As requested by my man jim:favorites by genre

Tags: 
  • DRAMA One Flew Over The Cuckoo's Nest
  • ACTION The French Connection
  • COMEDY Dr. Strangelove
  • HORROR The Exorcist
  • THRILLER Dressed To Kill
  • MYSTERY/SUSPENSE Chinatown
  • WAR(WW I) Reds
  • WAR(WW II) Schindlers List/Best Years Of Our Lives
  • WAR(Civil) Glory
  • WAR(Vietnam) Apocalypse Now/The Deer Hunter
  • SCIENCE FICTION 2001: A Space Odyssey
  • WESTERN Unforgiven
  • CRIME (The Godfather I and II
  • FOREIGN Das Boot/Last Year At Marienbad
  • ANIMATED Cinderella
  • MUSICAL Singing In The Rain
  • DOCUMENTARY:The "Up" Documentaries(7 Up/14 Up etc.)/Hoop Dreams

Thoroughly approve of your Comedy, War (Vietnam), Science Fiction, and Western choices.

For me, LAST YEAR AT MARIENBAD is the film I've long wanted to see but never met up with.
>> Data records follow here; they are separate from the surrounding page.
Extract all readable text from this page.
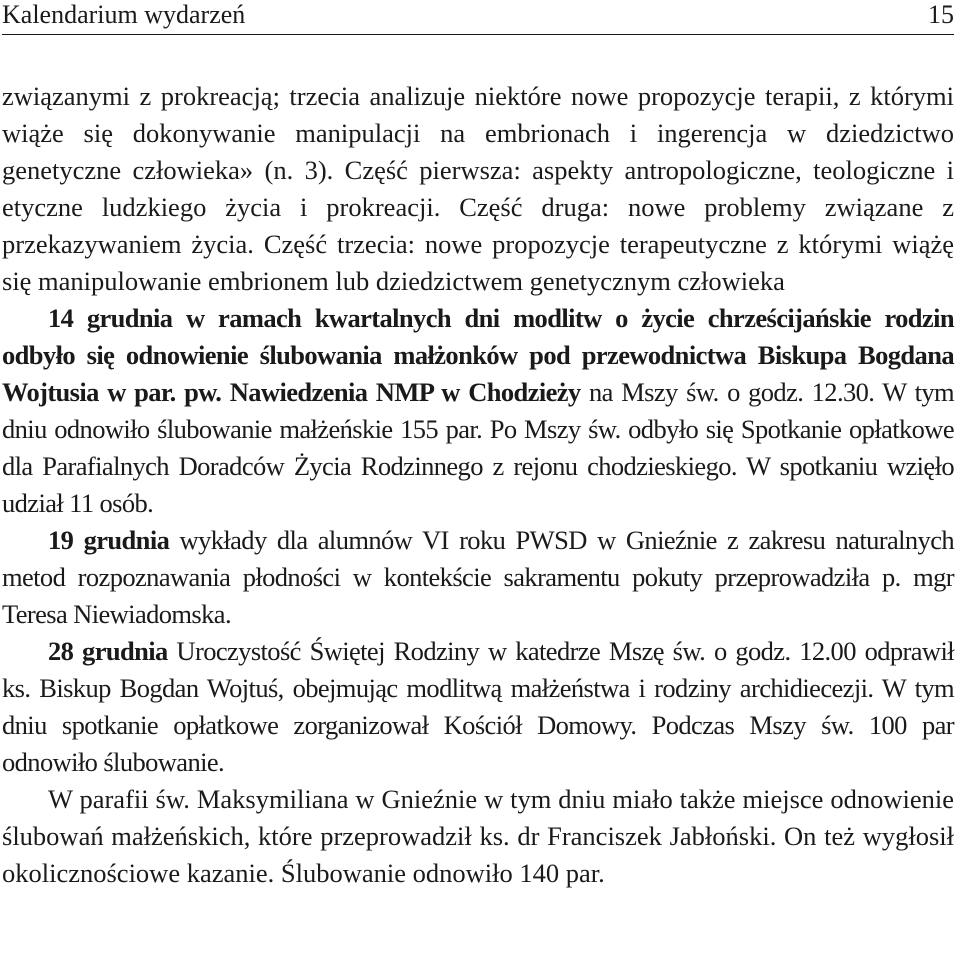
Kalendarium wydarzeń	15

związanymi z prokreacją; trzecia analizuje niektóre nowe propozycje terapii, z którymi wiąże się dokonywanie manipulacji na embrionach i ingerencja w dziedzictwo genetyczne człowieka» (n. 3). Część pierwsza: aspekty antropologiczne, teologiczne i etyczne ludzkiego życia i prokreacji. Część druga: nowe problemy związane z przekazywaniem życia. Część trzecia: nowe propozycje terapeutyczne z którymi wiążę się manipulowanie embrionem lub dziedzictwem genetycznym człowieka

14 grudnia w ramach kwartalnych dni modlitw o życie chrześcijańskie rodzin odbyło się odnowienie ślubowania małżonków pod przewodnictwa Biskupa Bogdana Wojtusia w par. pw. Nawiedzenia NMP w Chodzieży na Mszy św. o godz. 12.30. W tym dniu odnowiło ślubowanie małżeńskie 155 par. Po Mszy św. odbyło się Spotkanie opłatkowe dla Parafialnych Doradców Życia Rodzinnego z rejonu chodzieskiego. W spotkaniu wzięło udział 11 osób.

19 grudnia wykłady dla alumnów VI roku PWSD w Gnieźnie z zakresu naturalnych metod rozpoznawania płodności w kontekście sakramentu pokuty przeprowadziła p. mgr Teresa Niewiadomska.

28 grudnia Uroczystość Świętej Rodziny w katedrze Mszę św. o godz. 12.00 odprawił ks. Biskup Bogdan Wojtuś, obejmując modlitwą małżeństwa i rodziny archidiecezji. W tym dniu spotkanie opłatkowe zorganizował Kościół Domowy. Podczas Mszy św. 100 par odnowiło ślubowanie.

W parafii św. Maksymiliana w Gnieźnie w tym dniu miało także miejsce odnowienie ślubowań małżeńskich, które przeprowadził ks. dr Franciszek Jabłoński. On też wygłosił okolicznościowe kazanie. Ślubowanie odnowiło 140 par.
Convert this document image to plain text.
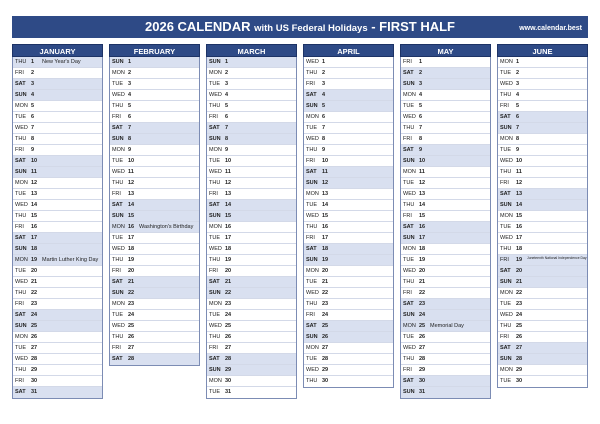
2026 CALENDAR with US Federal Holidays - FIRST HALF	www.calendar.best
JANUARY
THU 1	New Year's Day
FRI	2
SAT 3
SUN 4
MON 5
TUE 6
WED 7
THU 8
FRI	9
SAT 10
SUN 11
MON 12
TUE 13
WED 14
THU 15
FRI	16
SAT 17
SUN 18
MON 19 Martin Luther King Day
TUE 20
WED 21
THU 22
FRI	23
SAT 24
SUN 25
MON 26
TUE 27
WED 28
THU 29
FRI	30
SAT 31
FEBRUARY
SUN 1
MON 2
TUE 3
WED 4
THU 5
FRI	6
SAT 7
SUN 8
MON 9
TUE 10
WED 11
THU 12
FRI	13
SAT 14
SUN 15
MON 16 Washington's Birthday
TUE 17
WED 18
THU 19
FRI	20
SAT 21
SUN 22
MON 23
TUE 24
WED 25
THU 26
FRI	27
SAT 28
MARCH
SUN 1
MON 2
TUE 3
WED 4
THU 5
FRI	6
SAT 7
SUN 8
MON 9
TUE 10
WED 11
THU 12
FRI	13
SAT 14
SUN 15
MON 16
TUE 17
WED 18
THU 19
FRI	20
SAT 21
SUN 22
MON 23
TUE 24
WED 25
THU 26
FRI	27
SAT 28
SUN 29
MON 30
TUE 31
APRIL
WED 1
THU 2
FRI	3
SAT 4
SUN 5
MON 6
TUE 7
WED 8
THU 9
FRI	10
SAT 11
SUN 12
MON 13
TUE 14
WED 15
THU 16
FRI	17
SAT 18
SUN 19
MON 20
TUE 21
WED 22
THU 23
FRI	24
SAT 25
SUN 26
MON 27
TUE 28
WED 29
THU 30
MAY
FRI	1
SAT 2
SUN 3
MON 4
TUE 5
WED 6
THU 7
FRI	8
SAT 9
SUN 10
MON 11
TUE 12
WED 13
THU 14
FRI	15
SAT 16
SUN 17
MON 18
TUE 19
WED 20
THU 21
FRI	22
SAT 23
SUN 24
MON 25 Memorial Day
TUE 26
WED 27
THU 28
FRI	29
SAT 30
SUN 31
JUNE
MON 1
TUE 2
WED 3
THU 4
FRI	5
SAT 6
SUN 7
MON 8
TUE 9
WED 10
THU 11
FRI	12
SAT 13
SUN 14
MON 15
TUE 16
WED 17
THU 18
FRI	19	Juneteenth National Independence Day
SAT 20
SUN 21
MON 22
TUE 23
WED 24
THU 25
FRI	26
SAT 27
SUN 28
MON 29
TUE 30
I've heard both very good and very bad opinions of it.

DRESSED TO KILL is very good, given that it owes a lot to Hitchcock.

Excellent list, thanks! What are the "Up" documentaries? I loved Hoop Dreams, so I was thinking I might add those to my "to see" list.

British director Michael Apted began a project in 1965. The first movie is 7 UP,a documentary that follows a group of seven year old kids, talking of their dreams and goals. Every seven years, Apted made a new documentary over the same kids.This time called 14 UP, when they are all 14. Every 7 years a new documentary is made about the same kids following as they grow up and you see how some dreams came true, and how others fell to the side. The latest was 42 UP, and all of theme are great. 7 UP 14 UP 21 UP 28 UP 35 UP AND 42 UP.iF THERE AVAILABLE IN YOUR AREA, RENT THEM. yOU'LL BE ROCKED.

Can't say anything bad about a list with Chinatown and The French Connection on it. If pushed, I might have to agree with you about the seventies being the best decade, especially if I could add certain films from '67-'69, which is when the foundation was laid for so many of the great films of that decade...

Johnny Waco

I kinda agree with that. The 70's great moviemaking started in about '66 with "Who's Afraid Of Virginia Woolf?"